Porc : pourquoi la crise de la filière s'éternise ?
L’Institut du porc (Ifip) tire la sonnette d’alarme. L’ensemble de la filière française porcine est en danger, avertit-il. Etat des lieux d'une crise qui dure et provoque déjà de nombreux dégâts…
Julie Delvallée
\ 18h16
Julie Delvallée
"Ce n’est pas un hasard si la filière porcine en est arrivée là, on tire la sonnette d’alarme depuis plus d’une décennie, mais les responsables restent sourds". Jacques Lemaitre, président de l’institut du porc, l’Ifip, ne mâche pas ses mots. Mi-févrer 2015, Stéphane Le Foll, ministre de l’Agriculture, interpellait les enseignes de la grande distribution sur l’extrême fragilité de cette filière animale. Retour sur cette crise, qui a déjà fait couler beaucoup d’encre…

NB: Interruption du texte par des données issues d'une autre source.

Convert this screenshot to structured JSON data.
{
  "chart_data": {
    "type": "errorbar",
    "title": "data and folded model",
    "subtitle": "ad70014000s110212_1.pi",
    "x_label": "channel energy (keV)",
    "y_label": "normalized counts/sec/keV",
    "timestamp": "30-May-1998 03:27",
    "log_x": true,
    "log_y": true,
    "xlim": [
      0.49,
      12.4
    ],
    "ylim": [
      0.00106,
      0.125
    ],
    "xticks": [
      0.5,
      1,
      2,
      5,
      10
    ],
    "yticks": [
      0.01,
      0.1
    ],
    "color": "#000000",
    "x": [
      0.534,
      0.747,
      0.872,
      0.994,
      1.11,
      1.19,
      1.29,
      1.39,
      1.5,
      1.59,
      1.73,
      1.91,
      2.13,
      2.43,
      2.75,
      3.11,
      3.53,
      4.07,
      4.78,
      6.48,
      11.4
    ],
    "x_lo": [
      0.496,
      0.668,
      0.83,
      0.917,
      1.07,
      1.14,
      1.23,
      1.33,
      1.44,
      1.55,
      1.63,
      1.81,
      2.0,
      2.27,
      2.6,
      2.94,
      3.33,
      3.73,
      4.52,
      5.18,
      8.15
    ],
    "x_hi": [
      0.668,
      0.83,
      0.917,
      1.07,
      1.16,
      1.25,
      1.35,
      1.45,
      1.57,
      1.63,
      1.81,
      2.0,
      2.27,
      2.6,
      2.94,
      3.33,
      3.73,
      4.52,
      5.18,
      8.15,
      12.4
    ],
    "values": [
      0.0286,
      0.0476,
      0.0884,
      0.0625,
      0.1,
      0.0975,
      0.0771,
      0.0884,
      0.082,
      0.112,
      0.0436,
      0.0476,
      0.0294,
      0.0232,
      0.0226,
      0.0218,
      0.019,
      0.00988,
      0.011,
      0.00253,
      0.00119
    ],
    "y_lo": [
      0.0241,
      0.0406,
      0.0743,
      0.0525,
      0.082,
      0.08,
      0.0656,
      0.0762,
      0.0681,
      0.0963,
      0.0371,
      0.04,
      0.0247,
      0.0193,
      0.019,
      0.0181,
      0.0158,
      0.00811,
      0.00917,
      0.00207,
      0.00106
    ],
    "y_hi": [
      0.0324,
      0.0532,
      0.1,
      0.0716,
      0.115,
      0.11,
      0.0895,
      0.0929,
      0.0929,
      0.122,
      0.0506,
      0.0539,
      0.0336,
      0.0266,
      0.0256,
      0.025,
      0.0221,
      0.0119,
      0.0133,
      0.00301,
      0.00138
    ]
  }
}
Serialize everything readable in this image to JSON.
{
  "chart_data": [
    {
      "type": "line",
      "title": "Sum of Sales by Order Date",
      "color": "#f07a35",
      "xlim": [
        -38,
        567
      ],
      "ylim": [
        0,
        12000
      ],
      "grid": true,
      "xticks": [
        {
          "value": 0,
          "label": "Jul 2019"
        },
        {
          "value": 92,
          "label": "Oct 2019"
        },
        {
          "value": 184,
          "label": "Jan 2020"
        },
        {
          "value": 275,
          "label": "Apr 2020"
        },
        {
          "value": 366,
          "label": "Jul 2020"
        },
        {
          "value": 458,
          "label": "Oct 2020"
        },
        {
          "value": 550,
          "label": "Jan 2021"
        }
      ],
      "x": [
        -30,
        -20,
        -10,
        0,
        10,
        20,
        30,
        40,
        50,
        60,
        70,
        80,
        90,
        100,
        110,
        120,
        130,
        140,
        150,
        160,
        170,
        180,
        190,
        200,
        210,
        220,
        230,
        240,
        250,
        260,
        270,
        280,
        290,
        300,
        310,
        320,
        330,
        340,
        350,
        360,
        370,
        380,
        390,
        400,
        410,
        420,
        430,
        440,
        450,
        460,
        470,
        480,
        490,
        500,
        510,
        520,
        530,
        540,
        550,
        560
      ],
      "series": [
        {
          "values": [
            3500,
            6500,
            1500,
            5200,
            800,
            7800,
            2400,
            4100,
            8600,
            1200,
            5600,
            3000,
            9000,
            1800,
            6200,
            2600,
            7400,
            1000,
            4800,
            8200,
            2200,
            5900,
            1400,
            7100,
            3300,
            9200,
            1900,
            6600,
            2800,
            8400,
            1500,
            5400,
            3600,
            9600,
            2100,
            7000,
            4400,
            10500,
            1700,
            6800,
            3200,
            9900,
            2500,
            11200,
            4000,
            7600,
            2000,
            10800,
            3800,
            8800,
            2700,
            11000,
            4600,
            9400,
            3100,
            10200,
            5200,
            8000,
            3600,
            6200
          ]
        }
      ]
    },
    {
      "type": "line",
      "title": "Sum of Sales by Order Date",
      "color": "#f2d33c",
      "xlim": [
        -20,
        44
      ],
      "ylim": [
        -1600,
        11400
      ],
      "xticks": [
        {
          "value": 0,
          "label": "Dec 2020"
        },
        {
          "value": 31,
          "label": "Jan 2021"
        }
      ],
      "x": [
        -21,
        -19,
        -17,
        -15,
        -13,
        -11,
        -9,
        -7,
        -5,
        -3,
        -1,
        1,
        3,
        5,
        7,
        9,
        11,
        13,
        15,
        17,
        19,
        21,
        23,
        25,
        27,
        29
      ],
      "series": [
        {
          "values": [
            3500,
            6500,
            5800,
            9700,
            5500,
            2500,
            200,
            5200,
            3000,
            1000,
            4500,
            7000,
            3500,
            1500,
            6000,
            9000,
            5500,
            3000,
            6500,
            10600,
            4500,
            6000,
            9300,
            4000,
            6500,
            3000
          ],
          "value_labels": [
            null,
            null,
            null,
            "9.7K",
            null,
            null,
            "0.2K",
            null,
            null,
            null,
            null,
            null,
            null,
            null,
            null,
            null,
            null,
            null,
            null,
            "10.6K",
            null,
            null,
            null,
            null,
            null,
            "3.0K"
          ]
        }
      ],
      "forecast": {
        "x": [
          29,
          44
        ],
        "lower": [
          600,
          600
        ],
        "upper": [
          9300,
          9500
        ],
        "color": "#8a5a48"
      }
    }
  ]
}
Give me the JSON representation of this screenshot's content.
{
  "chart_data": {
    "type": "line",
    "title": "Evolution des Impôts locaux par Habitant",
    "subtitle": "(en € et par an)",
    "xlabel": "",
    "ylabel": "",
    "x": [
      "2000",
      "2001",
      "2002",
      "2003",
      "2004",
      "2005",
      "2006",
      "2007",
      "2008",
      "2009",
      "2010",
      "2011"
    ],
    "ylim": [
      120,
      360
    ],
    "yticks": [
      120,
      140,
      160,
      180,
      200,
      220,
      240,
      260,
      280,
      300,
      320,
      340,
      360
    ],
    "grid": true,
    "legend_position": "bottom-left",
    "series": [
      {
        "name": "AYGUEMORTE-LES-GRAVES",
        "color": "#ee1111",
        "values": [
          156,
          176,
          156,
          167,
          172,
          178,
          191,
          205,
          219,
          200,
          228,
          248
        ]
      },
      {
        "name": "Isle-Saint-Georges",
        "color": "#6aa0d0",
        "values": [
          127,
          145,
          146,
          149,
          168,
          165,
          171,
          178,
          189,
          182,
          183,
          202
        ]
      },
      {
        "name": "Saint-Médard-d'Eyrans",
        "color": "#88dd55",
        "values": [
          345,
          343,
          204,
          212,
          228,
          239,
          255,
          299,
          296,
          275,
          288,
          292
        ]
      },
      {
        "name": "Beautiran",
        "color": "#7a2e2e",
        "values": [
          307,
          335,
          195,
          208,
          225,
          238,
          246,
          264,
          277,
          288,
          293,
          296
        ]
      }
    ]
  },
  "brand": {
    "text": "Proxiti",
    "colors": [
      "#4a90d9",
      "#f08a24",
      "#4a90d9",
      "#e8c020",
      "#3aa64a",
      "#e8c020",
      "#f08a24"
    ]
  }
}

Pourquoi la filière Porc se porte mal ?
Les professionnels du secteur citent principalement deux raisons. D’une part, la hausse des normes imposées par l’Europe et la France, concernant entre autres le bien être animal, a pesé sur les productions porcines, qui n’investissent pas assez et ne peuvent se moderniser dans le but de devenir compétitives sur la scène européenne. D’autre part, l’Ifip dénonce la guerre des prix bas où les produits porcins sont devenus "des produits d’appel", selon les mots de Jacques Lemaitre lors de la conférence de l'Ifip du 11 mars 2015.
Pourquoi la situation a empiré en 2014 ?
L’embargo russe, imposé par Vladimir Poutine au mois d’aout 2014, concerne plusieurs dizaine de milliers de tonnes de viande de porc français. Globalement, les producteurs et industriels ont réussi à compenser ces volumes en les vendant ailleurs… mais beaucoup moins cher.

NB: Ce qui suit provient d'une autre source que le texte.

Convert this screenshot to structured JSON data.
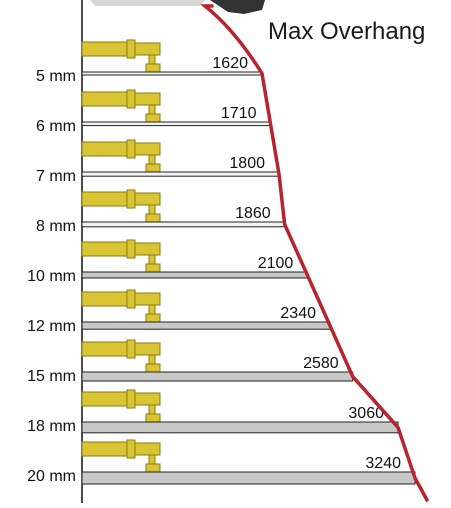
{
  "title": "Max Overhang",
  "colors": {
    "curve": "#b8242e",
    "clamp_fill": "#d9c534",
    "clamp_stroke": "#8a7a10",
    "bar_dark": "#f2f2f2",
    "bar_light": "#c8c8c8",
    "bar_stroke": "#222222"
  },
  "rows": [
    {
      "thickness": "5 mm",
      "overhang": "1620"
    },
    {
      "thickness": "6 mm",
      "overhang": "1710"
    },
    {
      "thickness": "7 mm",
      "overhang": "1800"
    },
    {
      "thickness": "8 mm",
      "overhang": "1860"
    },
    {
      "thickness": "10 mm",
      "overhang": "2100"
    },
    {
      "thickness": "12 mm",
      "overhang": "2340"
    },
    {
      "thickness": "15 mm",
      "overhang": "2580"
    },
    {
      "thickness": "18 mm",
      "overhang": "3060"
    },
    {
      "thickness": "20 mm",
      "overhang": "3240"
    }
  ]
}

Comment cette crise se manifeste-t-elle ?
Au niveau de la production, "le nombre d’élevages a été divisé par deux en dix ans", constate Michel Rieu, en charge du pôle économie à l’Ifip. La disparation s’est portée surtout sur les petits élevages, de moins de 150 truies. Pour autant, cela n'a pas bénéficié aux éleveurs les plus importants; eux peinent à se moderniser et le phénomène de concentration, vrai en Europe, s'applique moins sur le territoire français. Globalement, la production de porcs a baissé de 6 % en France sur ses sept dernières années.
Au niveau de l’industrie, le nombre d’abattoirs a diminué : citons par exemple la société Gad, qui a été reprise en partie par Intermarché en octobre 2014 mais a fait plus de 220 licenciements. Plus récemment, les abattoirs AIM a fait la Une des médias. Les pistes pour examiner la survie de son activité sont, à ce jour, encore à l'étude auprès du tribinal de commerce de Coutances (50); le sort des 590 salariés reste quant à lui incertain…

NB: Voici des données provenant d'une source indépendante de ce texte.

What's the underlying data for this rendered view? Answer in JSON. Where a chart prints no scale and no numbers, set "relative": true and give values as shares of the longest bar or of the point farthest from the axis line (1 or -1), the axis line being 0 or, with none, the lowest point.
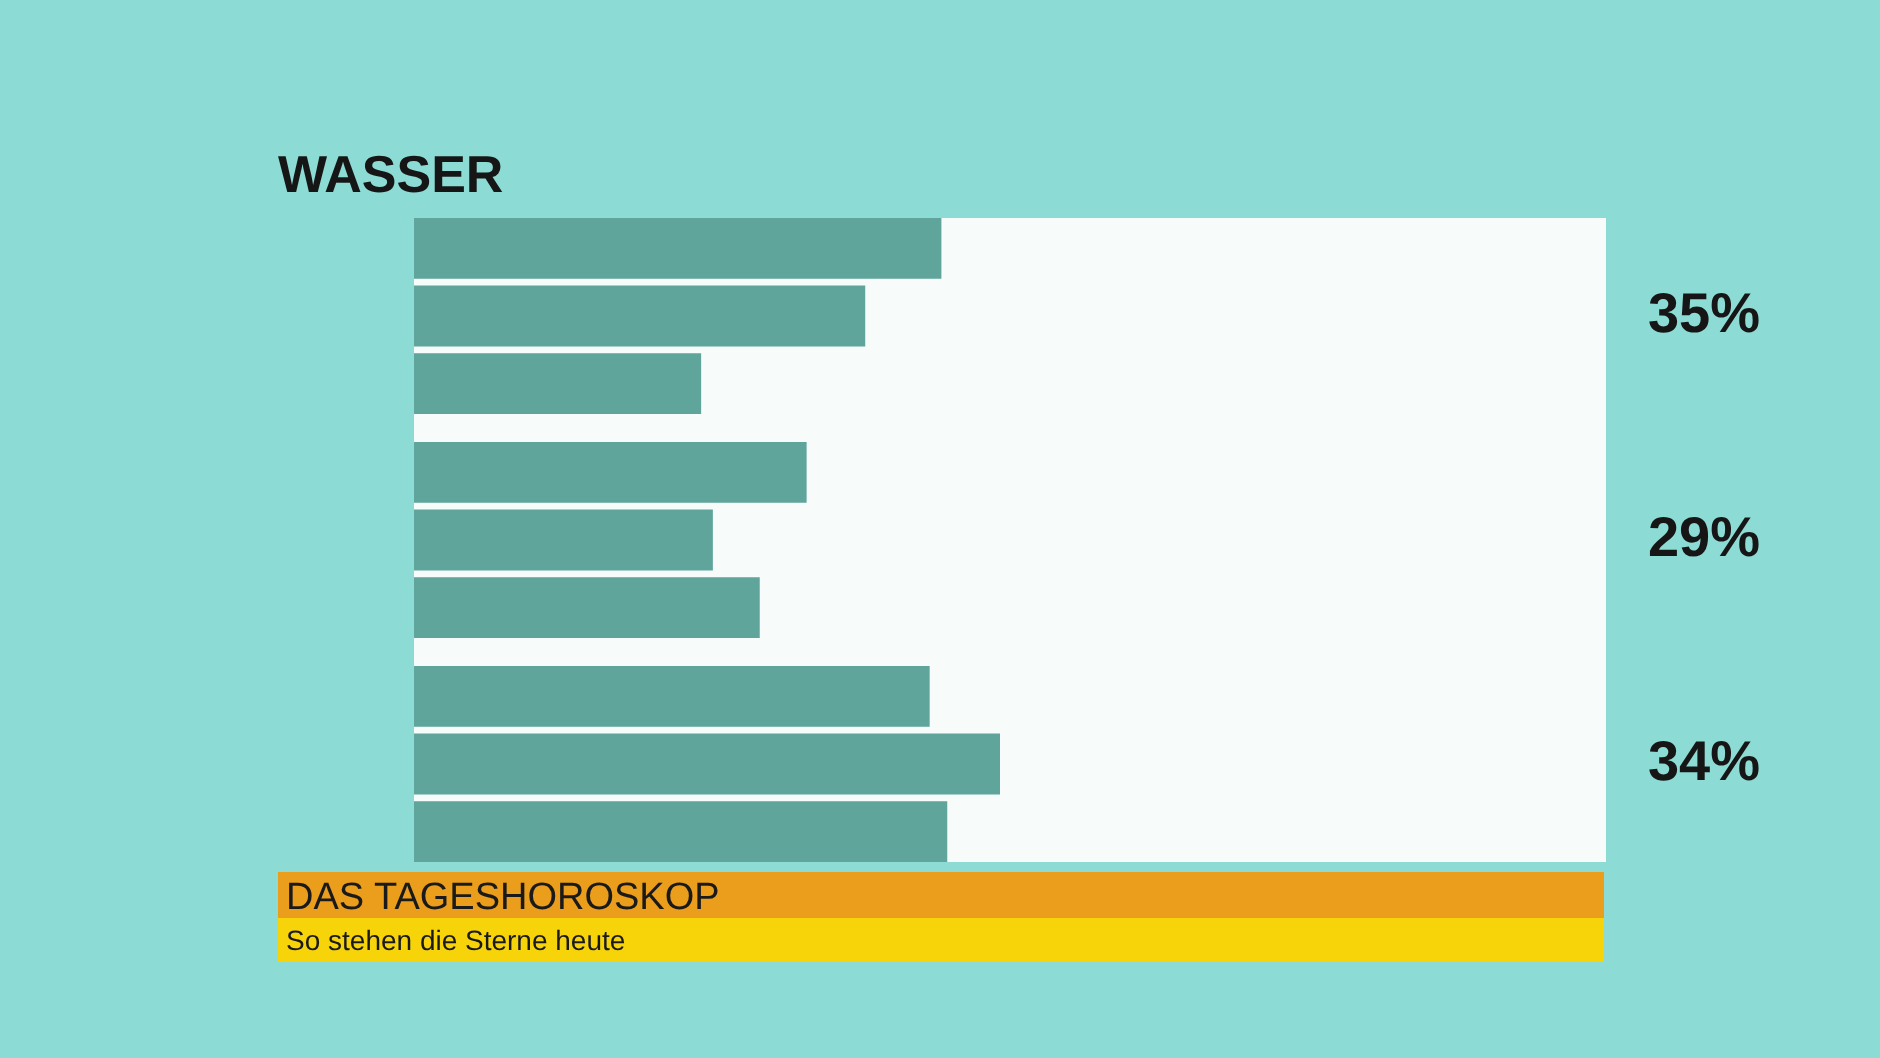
{
  "chart_data": {
    "type": "bar",
    "orientation": "horizontal",
    "relative": true,
    "title": "WASSER",
    "categories": [
      null,
      null,
      null
    ],
    "series": [
      {
        "color": "#5fa59b",
        "values": [
          0.9,
          0.67,
          0.88
        ]
      },
      {
        "color": "#5fa59b",
        "values": [
          0.77,
          0.51,
          1.0
        ]
      },
      {
        "color": "#5fa59b",
        "values": [
          0.49,
          0.59,
          0.91
        ]
      }
    ],
    "annotations": [
      {
        "text": "35%"
      },
      {
        "text": "29%"
      },
      {
        "text": "34%"
      },
      "DAS TAGESHOROSKOP",
      "So stehen die Sterne heute"
    ]
  }
}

Au vu de la situation de la filière, en cruelle perte de vitesse, la consommation de porcs, qui se maintient en France, ne peut être assurée uniquement par la production dans l’Hexagone. Les importations sont de plus en plus fréquentes et représentent environ un tiers du porc sur le marché français, tous circuits confondus.
Et demain ?
Dans ce contexte, les prévisions sont bien évidemment pessimistes. Pour 2015, la production française devrait baisser encore de 1% quand la production européenne augmentera de 2 %. L’ifip se montre inquiet quant à l’avenir de la filière française dans une logique de prix toujours plus bas.
Quelles solutions envisager ?
L’export est une piste envisagée pour valoriser les produits porcins mais les pays à fort potentiel sont difficiles d’accès, compte tenu des multiples autorisations à obtenir. Les premiers Français à fouler le sol chinois avec des produits bleu-blanc-rouge commencent seulement à exporter, après des années de dur labeur pour coller aux exigeances administratives et sanitaires.
L’interprofession, tout comme le ministère de l'Agriculture, appellent les distributeurs à la rescousse de cette filière. Certains s’engagent et contractualisent avec des éleveurs, comme l’ont notamment fait Système U et Intermarché. Des marques, comme Bigard et Fleury Michon, tentent aussi de valoriser des gammes de produits de porcs bretons pour aider les éleveurs français, principalement concentrés dans cette région. « A ce jour, nous avons l’impression d’un terrible gachis. Nous avons fait un travail considérable pour assurer la traçabilité et offrir sur le marché un produit de qualité qui n’est pas valorisé à sa juste valeur », conclut Jacques Lemaitre.